I like this strategy. Mondelez is focused on acquiring new brands in its core markets. It’s a good opportunity for management to grow in the segments they want more exposure to. These include dark chocolate and premium chocolate brands. By focusing on these segments, the company has the ability to generate a higher return on investment. The company can leverage its existing manufacturing and distribution network. This leads to strong incremental revenue growth, which is an effective way to increase profits.
Mondelez is a market leader in each of its key segments. The company is the world’s leading biscuit company with a market share of around 16%.
The company is also developing its chocolate segment. It’s closing in on Mars’ title as the number one chocolate brand.
I like Mondelez’s strategy and think the company is well positioned to execute it. But mergers and acquisitions remain expensive and require a significant use of capital. Since 2019, the company has spent almost 43% of its free cash flow on acquisitions. The company’s buybacks, dividends, acquisitions and capital expenditures accounted for nearly 150% of free cash flow last year. The company will likely have to cut shareholder returns or acquisitions. So far, the company has funded this strategy by increasing its leverage.
High leverage, expensive valuation
Mondelez trades at a forward P/E of 19x and a forward EV/EBITDA of 15.7x. His LTM P/FCF is 22.5. At the current valuation, the company has a free cash flow yield of 4.5%. I think this valuation is high for a company with a long-term single-digit organic growth forecast.
The company has strong liquidity, with over $2 billion in cash and $9 billion in unused credit lines. He also has nearly $20 billion in debt and other obligations. The company’s recent acquisition of Clif will increase that figure by approximately $2.9 billion. This combined debt burden is approximately 4.6 times EBIT LTM. I think it’s high, but the company should be able to handle it. I still want to see Mondelez reduce leverage in the next few years.

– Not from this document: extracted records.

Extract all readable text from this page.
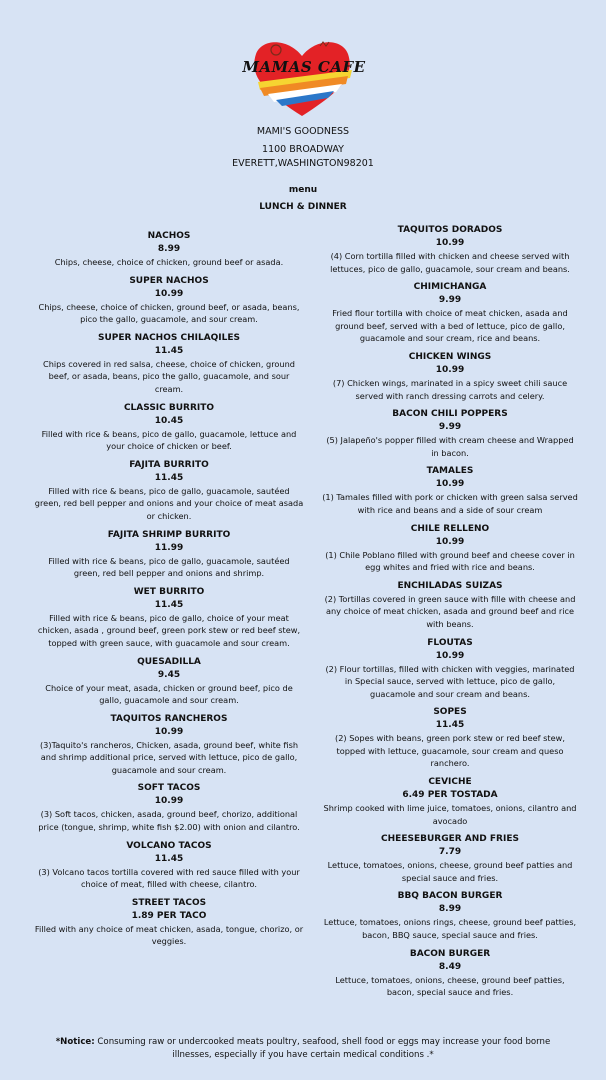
MAMAS CAFE
MAMI'S GOODNESS
1100 BROADWAY
EVERETT,WASHINGTON98201
menu
LUNCH & DINNER
NACHOS
8.99
Chips, cheese, choice of chicken, ground beef or asada.
SUPER NACHOS
10.99
Chips, cheese, choice of chicken, ground beef, or asada, beans, pico the gallo, guacamole, and sour cream.
SUPER NACHOS CHILAQILES
11.45
Chips covered in red salsa, cheese, choice of chicken, ground beef, or asada, beans, pico the gallo, guacamole, and sour cream.
CLASSIC BURRITO
10.45
Filled with rice & beans, pico de gallo, guacamole, lettuce and your choice of chicken or beef.
FAJITA BURRITO
11.45
Filled with rice & beans, pico de gallo, guacamole, sautéed green, red bell pepper and onions and your choice of meat asada or chicken.
FAJITA SHRIMP BURRITO
11.99
Filled with rice & beans, pico de gallo, guacamole, sautéed green, red bell pepper and onions and shrimp.
WET BURRITO
11.45
Filled with rice & beans, pico de gallo, choice of your meat chicken, asada , ground beef, green pork stew or red beef stew, topped with green sauce, with guacamole and sour cream.
QUESADILLA
9.45
Choice of your meat, asada, chicken or ground beef, pico de gallo, guacamole and sour cream.
TAQUITOS RANCHEROS
10.99
(3)Taquito's rancheros, Chicken, asada, ground beef, white fish and shrimp additional price, served with lettuce, pico de gallo, guacamole and sour cream.
SOFT TACOS
10.99
(3) Soft tacos, chicken, asada, ground beef, chorizo, additional price (tongue, shrimp, white fish $2.00) with onion and cilantro.
VOLCANO TACOS
11.45
(3) Volcano tacos tortilla covered with red sauce filled with your choice of meat, filled with cheese, cilantro.
STREET TACOS
1.89 PER TACO
Filled with any choice of meat chicken, asada, tongue, chorizo, or veggies.
TAQUITOS DORADOS
10.99
(4) Corn tortilla filled with chicken and cheese served with lettuces, pico de gallo, guacamole, sour cream and beans.
CHIMICHANGA
9.99
Fried flour tortilla with choice of meat chicken, asada and ground beef, served with a bed of lettuce, pico de gallo, guacamole and sour cream, rice and beans.
CHICKEN WINGS
10.99
(7) Chicken wings, marinated in a spicy sweet chili sauce served with ranch dressing carrots and celery.
BACON CHILI POPPERS
9.99
(5) Jalapeño's popper filled with cream cheese and Wrapped in bacon.
TAMALES
10.99
(1) Tamales filled with pork or chicken with green salsa served with rice and beans and a side of sour cream
CHILE RELLENO
10.99
(1) Chile Poblano filled with ground beef and cheese cover in egg whites and fried with rice and beans.
ENCHILADAS SUIZAS
(2) Tortillas covered in green sauce with fille with cheese and any choice of meat chicken, asada and ground beef and rice with beans.
FLOUTAS
10.99
(2) Flour tortillas, filled with chicken with veggies, marinated in Special sauce, served with lettuce, pico de gallo, guacamole and sour cream and beans.
SOPES
11.45
(2) Sopes with beans, green pork stew or red beef stew, topped with lettuce, guacamole, sour cream and queso ranchero.
CEVICHE
6.49 PER TOSTADA
Shrimp cooked with lime juice, tomatoes, onions, cilantro and avocado
CHEESEBURGER AND FRIES
7.79
Lettuce, tomatoes, onions, cheese, ground beef patties and special sauce and fries.
BBQ BACON BURGER
8.99
Lettuce, tomatoes, onions rings, cheese, ground beef patties, bacon, BBQ sauce, special sauce and fries.
BACON BURGER
8.49
Lettuce, tomatoes, onions, cheese, ground beef patties, bacon, special sauce and fries.
*Notice: Consuming raw or undercooked meats poultry, seafood, shell food or eggs may increase your food borne illnesses, especially if you have certain medical conditions .*
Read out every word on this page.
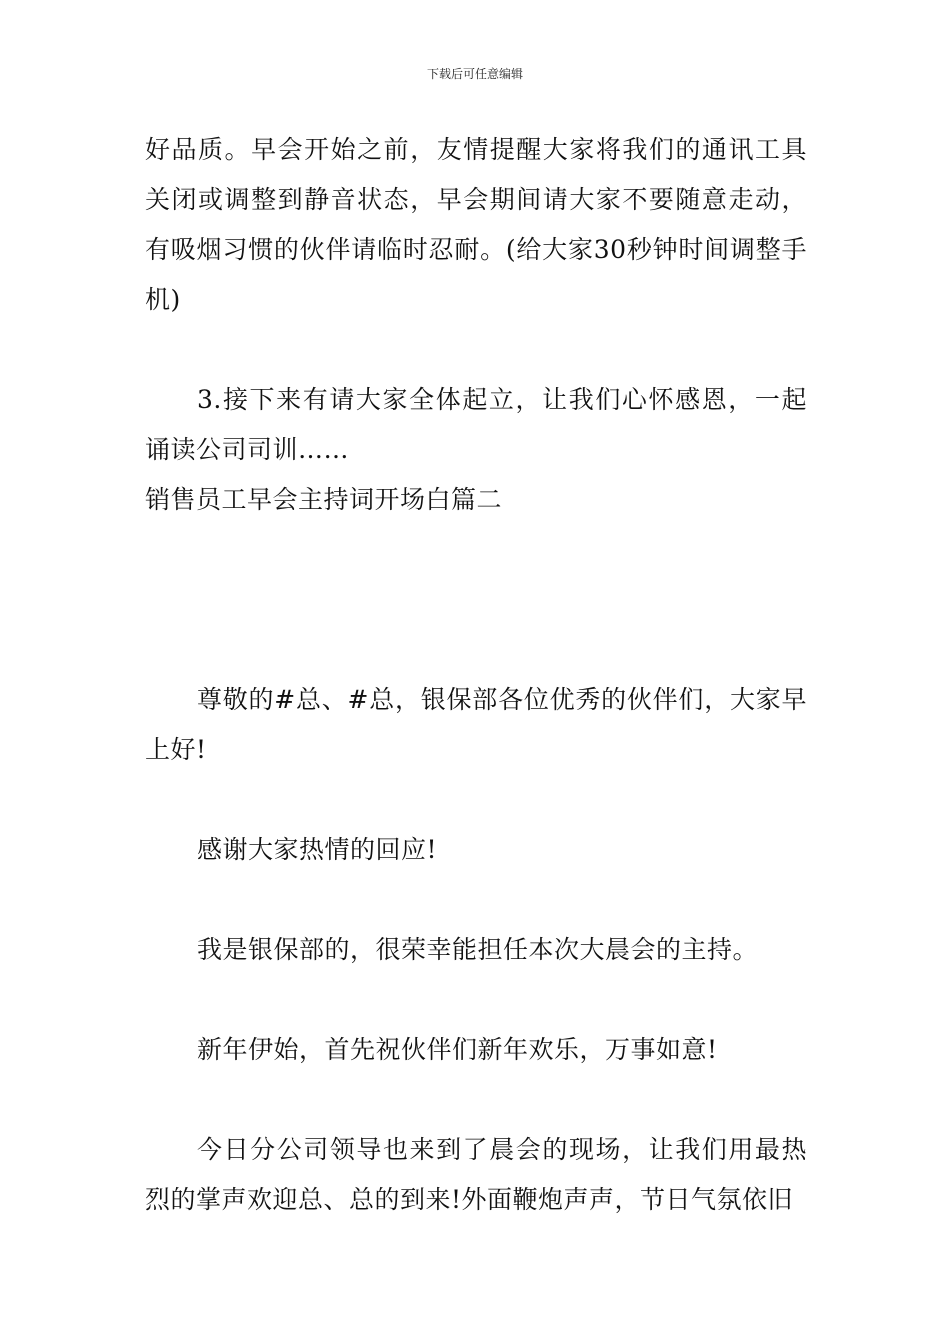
下载后可任意编辑

好品质。早会开始之前，友情提醒大家将我们的通讯工具关闭或调整到静音状态，早会期间请大家不要随意走动，有吸烟习惯的伙伴请临时忍耐。(给大家30秒钟时间调整手机)

3.接下来有请大家全体起立，让我们心怀感恩，一起诵读公司司训……

销售员工早会主持词开场白篇二

尊敬的#总、#总，银保部各位优秀的伙伴们，大家早上好!

感谢大家热情的回应!

我是银保部的，很荣幸能担任本次大晨会的主持。

新年伊始，首先祝伙伴们新年欢乐，万事如意!

今日分公司领导也来到了晨会的现场，让我们用最热烈的掌声欢迎总、总的到来!外面鞭炮声声，节日气氛依旧
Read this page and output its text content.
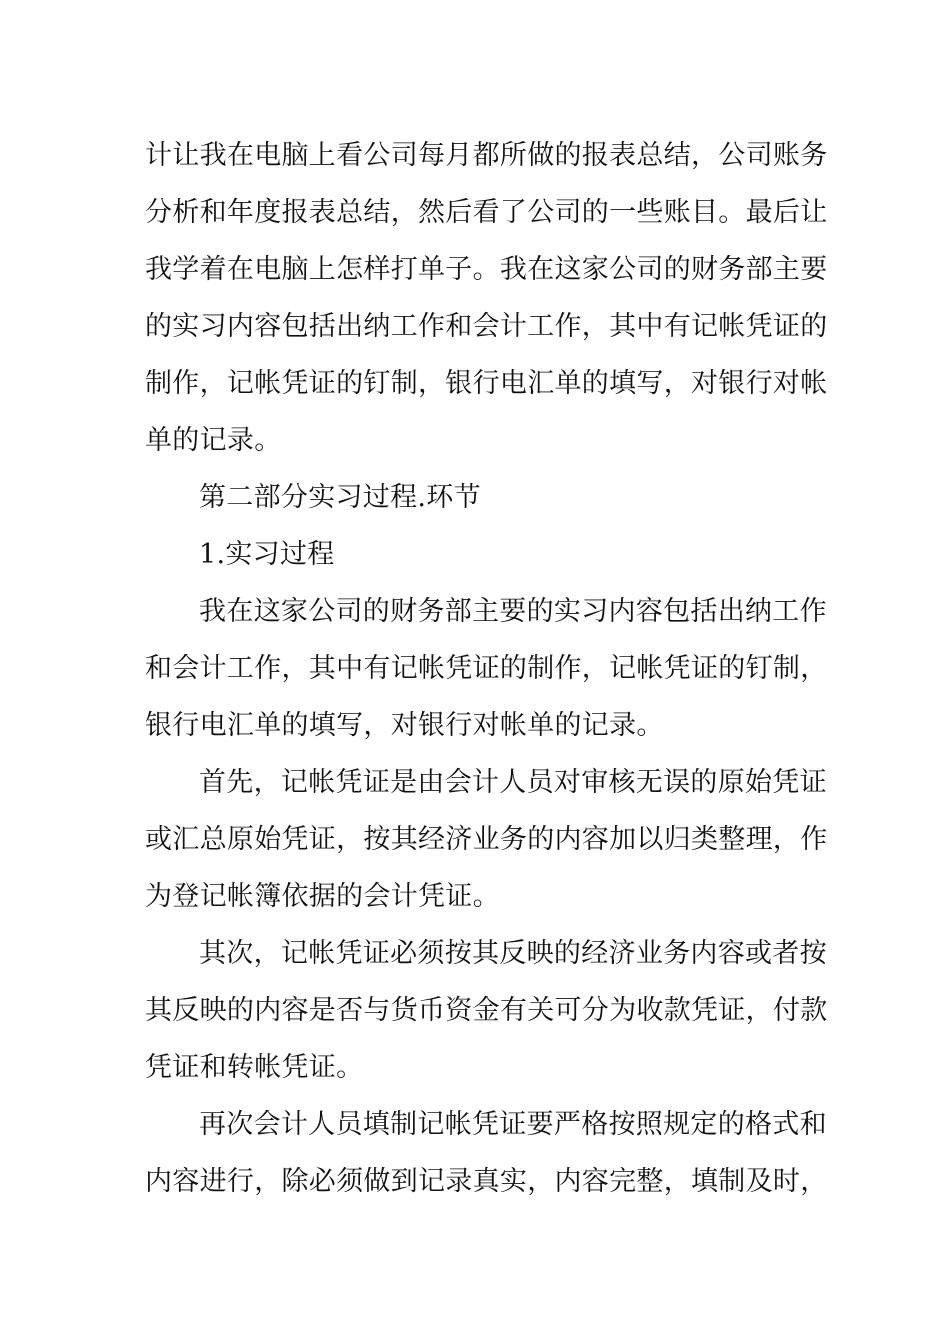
计让我在电脑上看公司每月都所做的报表总结，公司账务
分析和年度报表总结，然后看了公司的一些账目。最后让
我学着在电脑上怎样打单子。我在这家公司的财务部主要
的实习内容包括出纳工作和会计工作，其中有记帐凭证的
制作，记帐凭证的钉制，银行电汇单的填写，对银行对帐
单的记录。
第二部分实习过程.环节
1.实习过程
我在这家公司的财务部主要的实习内容包括出纳工作
和会计工作，其中有记帐凭证的制作，记帐凭证的钉制，
银行电汇单的填写，对银行对帐单的记录。
首先，记帐凭证是由会计人员对审核无误的原始凭证
或汇总原始凭证，按其经济业务的内容加以归类整理，作
为登记帐簿依据的会计凭证。
其次，记帐凭证必须按其反映的经济业务内容或者按
其反映的内容是否与货币资金有关可分为收款凭证，付款
凭证和转帐凭证。
再次会计人员填制记帐凭证要严格按照规定的格式和
内容进行，除必须做到记录真实，内容完整，填制及时，
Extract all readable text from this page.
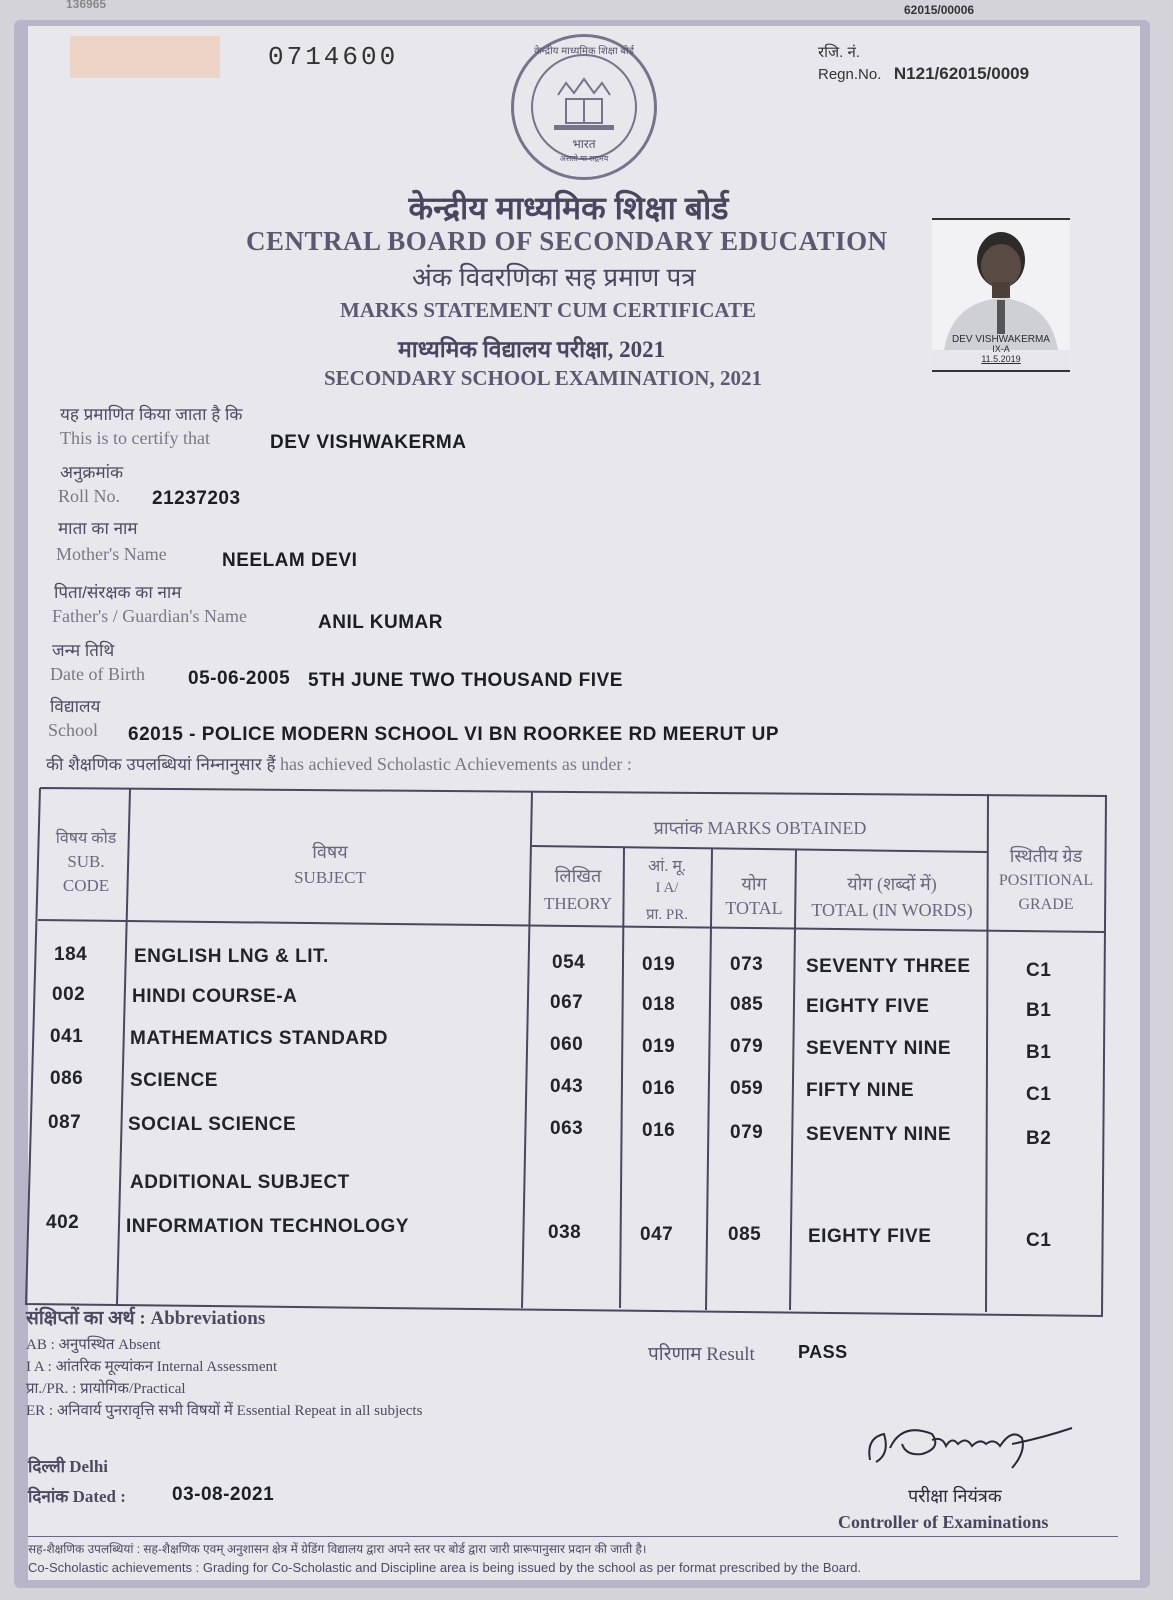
136965	62015/00006
0714600	केन्द्रीय माध्यमिक शिक्षा बोर्ड
भारत
असतो मा सद्गमय
रजि. नं.
Regn.No. N121/62015/0009
केन्द्रीय माध्यमिक शिक्षा बोर्ड
CENTRAL BOARD OF SECONDARY EDUCATION
अंक विवरणिका सह प्रमाण पत्र
MARKS STATEMENT CUM CERTIFICATE
माध्यमिक विद्यालय परीक्षा, 2021
SECONDARY SCHOOL EXAMINATION, 2021
DEV VISHWAKERMA
IX-A
11.5.2019
यह प्रमाणित किया जाता है कि
This is to certify that	DEV VISHWAKERMA
अनुक्रमांक
Roll No. 21237203
माता का नाम
Mother's Name	NEELAM DEVI
पिता/संरक्षक का नाम
Father's / Guardian's Name	ANIL KUMAR
जन्म तिथि
Date of Birth 05-06-2005 5TH JUNE TWO THOUSAND FIVE
विद्यालय
School 62015 - POLICE MODERN SCHOOL VI BN ROORKEE RD MEERUT UP
की शैक्षणिक उपलब्धियां निम्नानुसार हैं has achieved Scholastic Achievements as under :
विषय कोड
SUB.
CODE
विषय
SUBJECT
प्राप्तांक MARKS OBTAINED
लिखित
THEORY
आं. मू.
I A/
प्रा. PR.
योग
TOTAL
योग (शब्दों में)
TOTAL (IN WORDS)
स्थितीय ग्रेड
POSITIONAL
GRADE
184 ENGLISH LNG & LIT.	054	019	073 SEVENTY THREE	C1
002 HINDI COURSE-A	067	018	085 EIGHTY FIVE	B1
041 MATHEMATICS STANDARD	060	019	079 SEVENTY NINE	B1
086 SCIENCE	043	016	059 FIFTY NINE	C1
087 SOCIAL SCIENCE	063	016	079 SEVENTY NINE	B2
ADDITIONAL SUBJECT
402 INFORMATION TECHNOLOGY	038	047	085 EIGHTY FIVE	C1
संक्षिप्तों का अर्थ : Abbreviations
AB : अनुपस्थित Absent
I A : आंतरिक मूल्यांकन Internal Assessment
प्रा./PR. : प्रायोगिक/Practical
ER : अनिवार्य पुनरावृत्ति सभी विषयों में Essential Repeat in all subjects
परिणाम Result PASS
दिल्ली Delhi
दिनांक Dated : 03-08-2021	परीक्षा नियंत्रक
Controller of Examinations
सह-शैक्षणिक उपलब्धियां : सह-शैक्षणिक एवम् अनुशासन क्षेत्र में ग्रेडिंग विद्यालय द्वारा अपने स्तर पर बोर्ड द्वारा जारी प्रारूपानुसार प्रदान की जाती है।
Co-Scholastic achievements : Grading for Co-Scholastic and Discipline area is being issued by the school as per format prescribed by the Board.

Mondelez also has significant stakes in other companies. The largest of these are his 6.4% stake in Keurig Dr Pepper (KDP) and his 19.8% stake in JDE Peet’s (OTCPK:JDEPF). According to my estimates, these two investments are worth $6.2 billion. Management is reducing its holdings to fund its mergers and acquisitions strategy.
The company pays a strong dividend, yielding 2.8%. This dividend is well covered by free cash flow and results. The company has also done a good job of increasing this dividend. Since its separation from Kraft Foods in 2012, Mondelez has increased its dividend at an impressive CAGR of 12%.
In the first half of the year, the company spent $1.5 billion on stock buybacks. The company is on track to reduce its share count by 25% between the end of 2012 and 2022. This demonstrates management’s commitment to returning free cash flow to shareholders.
But shareholder returns have often exceeded the company’s organic free cash flow. This is before considering its cash acquisitions. I think Mondelez will eventually have to choose between reducing its debt, continuing its M&A strategy and returning cash to shareholders.
I like Mondelez’s strategy. The company focuses on segments where it is strongest instead of trying to grow in unproven categories. The company has strong liquidity and generates strong returns for shareholders.
The expensive valuation of the company and its increasing leverage are my main concerns. I think it can be a good choice for income investors. But I would look elsewhere if your primary goal is total return.